People are often told how to deal with their own mental health problems but for those in love it is a two-man battle. We have put together some advice with relationships charity, OnePlusOne, on how to support a partner with mental health problems and survive it yourself.
1. Do your research
The first step to being able to support your partner is to be able to understand what they are going through. Read around the subject as much as you can using the NHS guides and stories from real-life experiences. If you can start to see things through your partner's eyes, it will be a lot easier to understand why they act the way they do.
2. Mind your words
The process of watching a partner go through anxiety or depression can be incredibly frustrating and you might want to tell them to 'snap out of it' or constantly remind them how much hard work they are being. However, if it was as simple as just 'getting over it' they would not be in the position they are. Placing blame and shaming your partner is only going to increase their feelings of stress and worry, so remember to bite your tongue before anything you might regret slips out!
3. List out triggers
There might be certain things that can trigger off downward spirals of anxiety or depression, so by identifying these potential triggers you can help your partner work towards dealing with them. Examples of triggers could be talking about a certain subject, visiting a particular place, spending time with large groups people etc. By reducing the likelihood of being triggered, your partner will feel more able to find the strength in themselves to work towards recovery.
4. Share your experience
Obviously it would be unfair to talk publicly about your partner's mental health without their express permission. However, it can be draining feeling like you are supporting someone alone, particularly if you feel unsupported yourself. If there are friends or family you can speak to in confidence or people online you could chat to anonymously, this can help lift the weight off your shoulders and you might pick up some useful advice along the way! If none of these are an option, it can be useful to write down your feelings/frustrations in a notepad to make sure you are releasing your thoughts.
5. Join in with the solution
If your partner has been to see a GP or counsellor, or is simply working with some self-help, then having you joining in by their side will keep them on track. For depression they might have been recommended yoga, mindfulness or to keep a mood diary, which are all things that both of you could do together. This will help your partner not feel so alone when they are down and struggling to find their motivation.
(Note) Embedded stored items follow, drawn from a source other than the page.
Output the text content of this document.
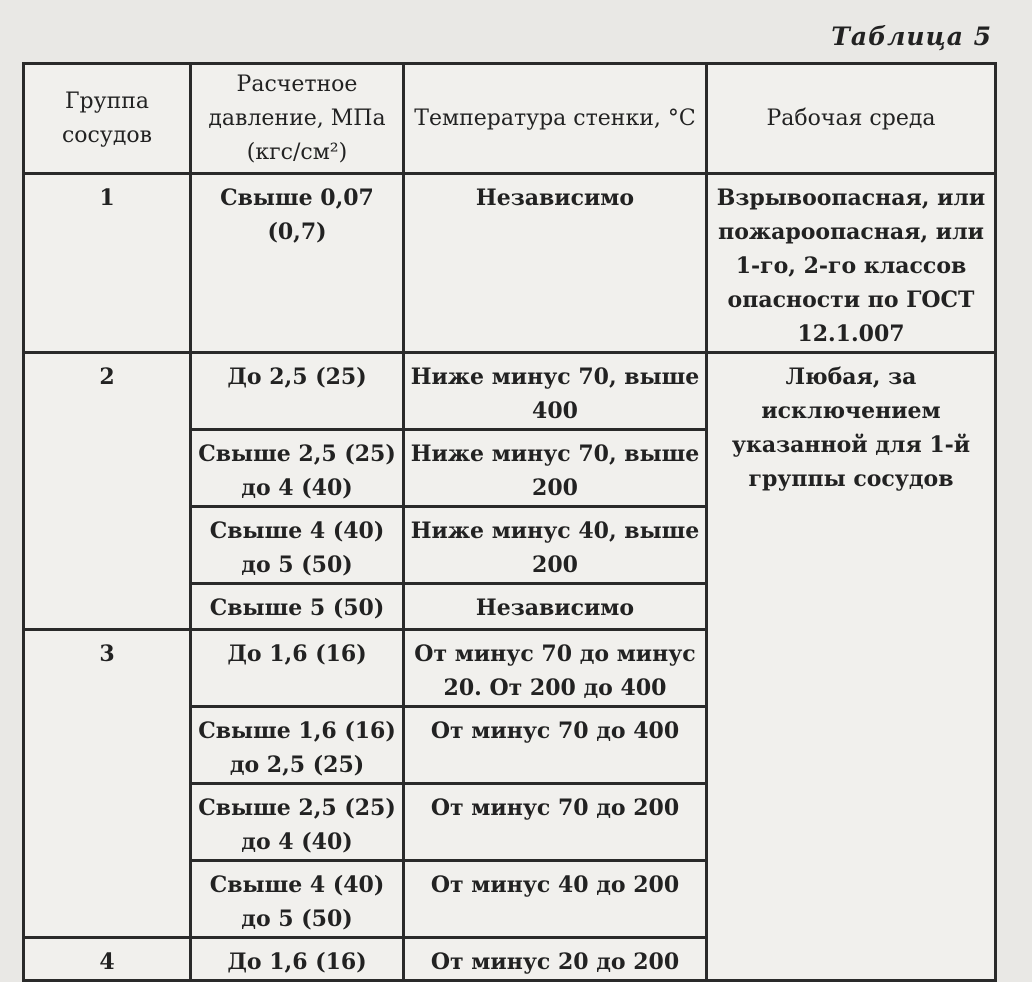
Таблица 5
Группа сосудов	Расчетное давление, МПа (кгс/см²)	Температура стенки, °С	Рабочая среда
1	Свыше 0,07 (0,7)	Независимо	Взрывоопасная, или пожароопасная, или 1-го, 2-го классов опасности по ГОСТ 12.1.007
2	До 2,5 (25)	Ниже минус 70, выше 400	Любая, за исключением указанной для 1-й группы сосудов
	Свыше 2,5 (25) до 4 (40)	Ниже минус 70, выше 200	
	Свыше 4 (40) до 5 (50)	Ниже минус 40, выше 200	
	Свыше 5 (50)	Независимо	
3	До 1,6 (16)	От минус 70 до минус 20. От 200 до 400	
	Свыше 1,6 (16) до 2,5 (25)	От минус 70 до 400	
	Свыше 2,5 (25) до 4 (40)	От минус 70 до 200	
	Свыше 4 (40) до 5 (50)	От минус 40 до 200	
4	До 1,6 (16)	От минус 20 до 200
6. Discover your most ideal coping mechanism
There may be times where you feel like you can't cope. It always helps to have a plan for what YOU want to do when these situations occur. Some ideas might be that it would be good to leave the house and go for a walk alone, see a close friend, pop to the shops for some retail therapy or just dive into a good book. If you're feeling on edge you are much more likely to say something you might regret and your capacity for support will be lowered, so be sure to remember to take care of yourself as well.
7. Know that things can get better
Keeping the end goal in sight is key for both yourself and your partner. By working on mental health issues together you are likely to strengthen your relationship and come out the other side closer than ever.